I guess not. You had broken your back and your ankle in that horrendous wreck at Road Atlanta!
Kemp: We decided to do basically two heats and have less gas in the cars. We had over 100 gallons of fuel in the tanks of our cars for the 200 miles of racing. We all knew if we crashed we were done. So, we said, let’s cut the races in half. We’d have 75 gallons of fuel instead. You know the Can-Am cars had strange handling. During a race we’d go from 700 pounds of fuel to 60 pounds near the end of a race. There were major height differences in the cars. In addition we’d get air under the cars, and at 220 mph some people would get airborne. That’s what happened to me. We had too much wing on the rear of the car pushing it down. You’d get a two-inch ride height difference.
Didn’t Porsche have a big horsepower advantage over the other non-turbocharged cars?
Kemp: Right. It was just a question of how much horsepower you wanted to dial in. We started out with 1,143 horsepower and then went to 1,200 horsepower. Finally, we’d get 1,400. When I told Denis Hulme that later on, he said, “If we had known that, we’d have put the cars on the trailer.” At Riverside Mario (Andretti) was there with a turbo Chevrolet-powered car, and he turned a 1:15, but even with my sick engine I outqualified him.
When you look back at that era, what’s your major impression of Can-Am cars?
Kemp: Looking back, those cars were dangerous. The 917/10 was an extremely difficult car to drive. Follmer talks about the car in his book. The car weighed 1,800 pounds and had 1,400 horsepower. You could spin the wheels in fourth gear and it wiggled at high speeds. However, the 917/30 was superior. They had extended the wheelbase, and that made a difference. I drove the “normal” 917 in Europe and it was easier to drive.
You also drove the Lola T222 in the Can-Am, but didn’t you say earlier you didn’t like that car?
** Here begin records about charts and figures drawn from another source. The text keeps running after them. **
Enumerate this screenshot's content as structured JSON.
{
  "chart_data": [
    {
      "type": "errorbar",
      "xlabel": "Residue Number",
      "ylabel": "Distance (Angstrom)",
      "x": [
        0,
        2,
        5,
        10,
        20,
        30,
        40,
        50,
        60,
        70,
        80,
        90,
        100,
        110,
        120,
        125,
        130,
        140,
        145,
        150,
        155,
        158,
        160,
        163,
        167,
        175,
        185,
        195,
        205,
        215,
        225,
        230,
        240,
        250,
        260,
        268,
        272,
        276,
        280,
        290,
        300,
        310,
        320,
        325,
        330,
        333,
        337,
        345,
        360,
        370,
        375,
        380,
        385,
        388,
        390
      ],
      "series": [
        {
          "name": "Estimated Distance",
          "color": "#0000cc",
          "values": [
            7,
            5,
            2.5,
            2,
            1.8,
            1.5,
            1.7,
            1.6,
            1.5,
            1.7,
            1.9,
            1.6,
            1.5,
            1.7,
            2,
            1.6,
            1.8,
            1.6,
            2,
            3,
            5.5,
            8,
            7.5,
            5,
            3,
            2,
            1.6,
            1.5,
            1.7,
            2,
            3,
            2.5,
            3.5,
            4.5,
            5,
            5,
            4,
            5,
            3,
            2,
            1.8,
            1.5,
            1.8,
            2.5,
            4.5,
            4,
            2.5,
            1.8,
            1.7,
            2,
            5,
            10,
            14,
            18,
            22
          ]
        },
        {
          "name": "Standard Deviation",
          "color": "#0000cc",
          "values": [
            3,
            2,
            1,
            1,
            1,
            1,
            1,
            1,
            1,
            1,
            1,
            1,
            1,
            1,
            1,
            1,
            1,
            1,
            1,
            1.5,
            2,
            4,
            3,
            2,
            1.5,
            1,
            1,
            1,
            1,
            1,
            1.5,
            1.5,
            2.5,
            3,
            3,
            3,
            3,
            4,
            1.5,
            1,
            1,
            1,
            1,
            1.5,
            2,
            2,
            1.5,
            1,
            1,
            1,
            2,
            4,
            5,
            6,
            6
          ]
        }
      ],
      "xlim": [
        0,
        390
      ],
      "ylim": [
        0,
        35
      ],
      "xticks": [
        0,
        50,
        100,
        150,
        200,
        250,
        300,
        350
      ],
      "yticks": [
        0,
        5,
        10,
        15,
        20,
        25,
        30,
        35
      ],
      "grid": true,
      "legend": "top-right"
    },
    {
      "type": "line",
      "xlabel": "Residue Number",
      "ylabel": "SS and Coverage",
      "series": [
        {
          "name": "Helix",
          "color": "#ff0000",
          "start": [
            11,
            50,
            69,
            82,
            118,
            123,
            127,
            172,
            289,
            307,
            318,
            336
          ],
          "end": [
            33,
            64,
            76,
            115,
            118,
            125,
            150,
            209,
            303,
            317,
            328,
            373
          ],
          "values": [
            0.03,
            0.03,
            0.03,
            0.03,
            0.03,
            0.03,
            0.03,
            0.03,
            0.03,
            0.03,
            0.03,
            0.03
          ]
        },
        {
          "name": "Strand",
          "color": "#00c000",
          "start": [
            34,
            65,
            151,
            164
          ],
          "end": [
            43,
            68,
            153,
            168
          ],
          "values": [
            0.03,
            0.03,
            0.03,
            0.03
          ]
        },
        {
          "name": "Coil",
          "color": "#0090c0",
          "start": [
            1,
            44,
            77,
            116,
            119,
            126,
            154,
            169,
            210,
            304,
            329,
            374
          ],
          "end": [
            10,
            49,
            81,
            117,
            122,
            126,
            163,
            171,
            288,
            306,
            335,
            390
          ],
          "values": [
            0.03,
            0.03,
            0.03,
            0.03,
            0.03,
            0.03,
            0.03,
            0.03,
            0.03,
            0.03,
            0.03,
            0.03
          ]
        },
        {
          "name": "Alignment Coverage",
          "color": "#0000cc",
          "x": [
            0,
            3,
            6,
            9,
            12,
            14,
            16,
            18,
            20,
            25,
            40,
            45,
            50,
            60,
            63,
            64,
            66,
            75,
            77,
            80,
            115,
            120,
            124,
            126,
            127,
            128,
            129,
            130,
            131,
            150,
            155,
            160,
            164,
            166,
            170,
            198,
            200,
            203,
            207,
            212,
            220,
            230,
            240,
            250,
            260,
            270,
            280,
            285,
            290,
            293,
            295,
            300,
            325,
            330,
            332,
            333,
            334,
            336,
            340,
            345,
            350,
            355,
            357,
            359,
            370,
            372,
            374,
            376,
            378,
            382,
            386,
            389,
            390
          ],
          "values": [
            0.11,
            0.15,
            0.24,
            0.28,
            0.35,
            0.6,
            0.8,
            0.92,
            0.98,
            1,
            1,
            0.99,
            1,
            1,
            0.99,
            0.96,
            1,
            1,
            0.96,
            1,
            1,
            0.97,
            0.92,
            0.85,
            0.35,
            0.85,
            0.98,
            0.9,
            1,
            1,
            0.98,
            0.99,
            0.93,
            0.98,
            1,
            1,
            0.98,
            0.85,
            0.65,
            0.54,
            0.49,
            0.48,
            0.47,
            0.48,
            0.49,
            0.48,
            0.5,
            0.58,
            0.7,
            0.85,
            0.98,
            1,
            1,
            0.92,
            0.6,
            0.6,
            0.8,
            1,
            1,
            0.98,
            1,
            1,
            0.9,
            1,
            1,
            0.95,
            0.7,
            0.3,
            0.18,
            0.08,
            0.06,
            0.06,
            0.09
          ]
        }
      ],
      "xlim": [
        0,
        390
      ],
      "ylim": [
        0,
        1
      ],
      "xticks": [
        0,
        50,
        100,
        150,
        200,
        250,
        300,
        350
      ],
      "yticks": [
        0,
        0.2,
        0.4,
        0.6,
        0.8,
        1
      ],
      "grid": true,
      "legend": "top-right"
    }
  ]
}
Kemp: It understeered so much. Then, when it was understeering and you got off the gas it oversteered! It was overweight and had terrible brakes. I encountered the bad brakes at a race at Brainerd. Brainerd has a long straight and I was alongside Follmer with Mark behind us and they could go deeper into the corner than I could because they weighed 400 pounds less than my car. They could pick up perhaps a quarter of a second in the corners. At Road America the brakes overheated so much they caught fire! I had to pull into the pits and have my crew throw a bucket of water over the brakes. It was a difficult car to drive.
You raced Corvettes with Oscar Kovaleski, you’ve flown your own P-51 Mustang and you are not done with racing yet. You’re recreating your Shelby GT350R you raced in the 1960s. Can you tell us something about that project?
Kemp: We are working on that recreation in our shop and my crew chief is building it from scratch. The plan is to get it going and drive it. I went to the recent 24 Hours of Daytona for historical cars and got into the cockpit of one of the Chevrons I used to race. As I remember we won the race for under two liter cars in that car. The fellow who drove it was good.